Ginsenosides alter behavioral changes by modulating neurons that seem to be associated with the GABAA receptor complex. GABA is a major inhibitory transmitter in the central nervous system. Several lines of evidence show that the GABAA receptor complex is involved in the development of opioid tolerance [15]; hence, it may be a useful target for the treatment of drug abuse and dependence [34], [35]. Interestingly, the level of [3H]muscimol binding in the cortex and cerebellum was increased by prolonged infusion of Rh2 and compound K [36], indicating the possibility of ginseng metabolites to modulate the GABA receptor complex and thereby ameliorating morphine dependence.

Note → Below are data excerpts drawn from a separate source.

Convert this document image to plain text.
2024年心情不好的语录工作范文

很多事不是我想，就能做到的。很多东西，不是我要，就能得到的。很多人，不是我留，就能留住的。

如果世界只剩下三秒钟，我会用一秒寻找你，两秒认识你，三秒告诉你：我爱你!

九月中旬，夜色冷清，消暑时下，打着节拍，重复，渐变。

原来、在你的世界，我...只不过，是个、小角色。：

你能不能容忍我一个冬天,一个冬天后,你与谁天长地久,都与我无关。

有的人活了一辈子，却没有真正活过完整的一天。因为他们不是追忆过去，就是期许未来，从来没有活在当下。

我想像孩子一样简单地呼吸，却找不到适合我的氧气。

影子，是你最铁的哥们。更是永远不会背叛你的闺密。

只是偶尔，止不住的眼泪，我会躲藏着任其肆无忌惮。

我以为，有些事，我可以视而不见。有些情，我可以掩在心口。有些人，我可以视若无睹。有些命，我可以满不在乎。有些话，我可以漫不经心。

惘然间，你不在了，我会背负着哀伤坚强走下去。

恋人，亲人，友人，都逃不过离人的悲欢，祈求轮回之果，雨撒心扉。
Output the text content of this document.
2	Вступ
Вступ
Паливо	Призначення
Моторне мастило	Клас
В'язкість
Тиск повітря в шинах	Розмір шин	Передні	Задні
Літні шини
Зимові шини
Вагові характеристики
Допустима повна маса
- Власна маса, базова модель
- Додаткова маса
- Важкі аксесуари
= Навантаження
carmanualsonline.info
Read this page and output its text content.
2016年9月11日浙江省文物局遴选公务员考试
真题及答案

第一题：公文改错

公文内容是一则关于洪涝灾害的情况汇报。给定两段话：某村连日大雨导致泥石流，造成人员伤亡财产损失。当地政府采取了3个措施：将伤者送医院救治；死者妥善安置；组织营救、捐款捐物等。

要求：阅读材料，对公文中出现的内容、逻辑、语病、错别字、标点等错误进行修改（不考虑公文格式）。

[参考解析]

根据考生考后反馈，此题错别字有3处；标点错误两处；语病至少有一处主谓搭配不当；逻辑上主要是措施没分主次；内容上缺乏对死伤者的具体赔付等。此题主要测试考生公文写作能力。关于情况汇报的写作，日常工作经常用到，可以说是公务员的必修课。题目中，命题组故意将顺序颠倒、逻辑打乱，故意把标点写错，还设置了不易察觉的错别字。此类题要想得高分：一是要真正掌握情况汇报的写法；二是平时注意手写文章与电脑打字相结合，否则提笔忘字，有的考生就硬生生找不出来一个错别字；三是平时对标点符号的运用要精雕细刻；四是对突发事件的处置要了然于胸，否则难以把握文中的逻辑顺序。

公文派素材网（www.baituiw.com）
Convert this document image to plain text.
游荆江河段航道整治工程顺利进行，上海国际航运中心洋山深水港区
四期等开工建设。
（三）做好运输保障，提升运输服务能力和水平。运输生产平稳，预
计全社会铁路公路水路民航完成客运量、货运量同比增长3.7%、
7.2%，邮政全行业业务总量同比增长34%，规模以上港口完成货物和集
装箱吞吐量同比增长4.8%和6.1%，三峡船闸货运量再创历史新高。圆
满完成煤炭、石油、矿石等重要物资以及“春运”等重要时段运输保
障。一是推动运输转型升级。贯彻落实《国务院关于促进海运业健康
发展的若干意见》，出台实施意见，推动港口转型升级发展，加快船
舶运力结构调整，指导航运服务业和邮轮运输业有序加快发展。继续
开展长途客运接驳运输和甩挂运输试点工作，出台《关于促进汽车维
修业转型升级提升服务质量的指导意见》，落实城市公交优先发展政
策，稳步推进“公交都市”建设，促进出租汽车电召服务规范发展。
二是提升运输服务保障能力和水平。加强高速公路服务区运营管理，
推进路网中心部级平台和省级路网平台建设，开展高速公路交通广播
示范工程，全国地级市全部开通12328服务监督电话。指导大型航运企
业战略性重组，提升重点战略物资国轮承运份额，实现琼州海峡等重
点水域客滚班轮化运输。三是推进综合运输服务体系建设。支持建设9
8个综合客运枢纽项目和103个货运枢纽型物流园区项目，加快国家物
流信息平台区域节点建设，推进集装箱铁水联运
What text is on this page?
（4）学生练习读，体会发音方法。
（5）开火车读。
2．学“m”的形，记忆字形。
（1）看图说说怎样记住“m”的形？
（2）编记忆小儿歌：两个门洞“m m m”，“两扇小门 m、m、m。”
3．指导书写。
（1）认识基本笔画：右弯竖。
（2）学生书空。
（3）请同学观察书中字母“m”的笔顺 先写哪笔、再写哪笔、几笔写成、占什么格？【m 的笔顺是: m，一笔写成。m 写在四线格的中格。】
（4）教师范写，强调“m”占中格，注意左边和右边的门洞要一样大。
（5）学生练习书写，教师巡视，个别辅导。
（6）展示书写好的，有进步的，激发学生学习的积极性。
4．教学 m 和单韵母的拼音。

Wang et al [20] reported that Rg3 and compound K have strong anticancer effects via impeding mitogen-activated protein kinase (MAPK) signaling, which is in line with the diminished ERK phosphorylation by Rg3 and compound K noticed in the frontal cortex region of rats. It was documented that morphine induces neuroinflammation via Toll-like receptor 4 [37]; therefore, the inhibitory effect of Rg3 or compound K on ERK phosphorylation might follow MAPK signaling downstream of Toll-like receptor 4.

Compelling evidence also indicated that opioid receptors are part of G-protein-coupled receptors, and their activation by exogenous agonists such as morphine lead to the dissociation of Gα and Gβγ subunits, where the Gαi subunit inhibits cyclic adenosine monophosphate (cAMP) production and obliterates the cAMP–PKA pathway [38], [39]. It is therefore intriguing to further investigate if ginsenosides intervened downstream of opioid receptors, thereby attenuating morphine dependence.

In conclusion, RGE and biotransformed ginsenosides Rh2, Rg3, and compound K reduced behavioral patterns associated with morphine dependence in mice and rats. Despite their differential effects, ginsenosides Rh2, Rg3, and compound K reduced the levels of activated NR1 and ERK proteins in the cortical regions of morphine-treated groups, suggesting that their potential action may pose against NMDAR and downstream signaling proteins.

Conflicts of interest

The authors declare that they have no conflicts of interest.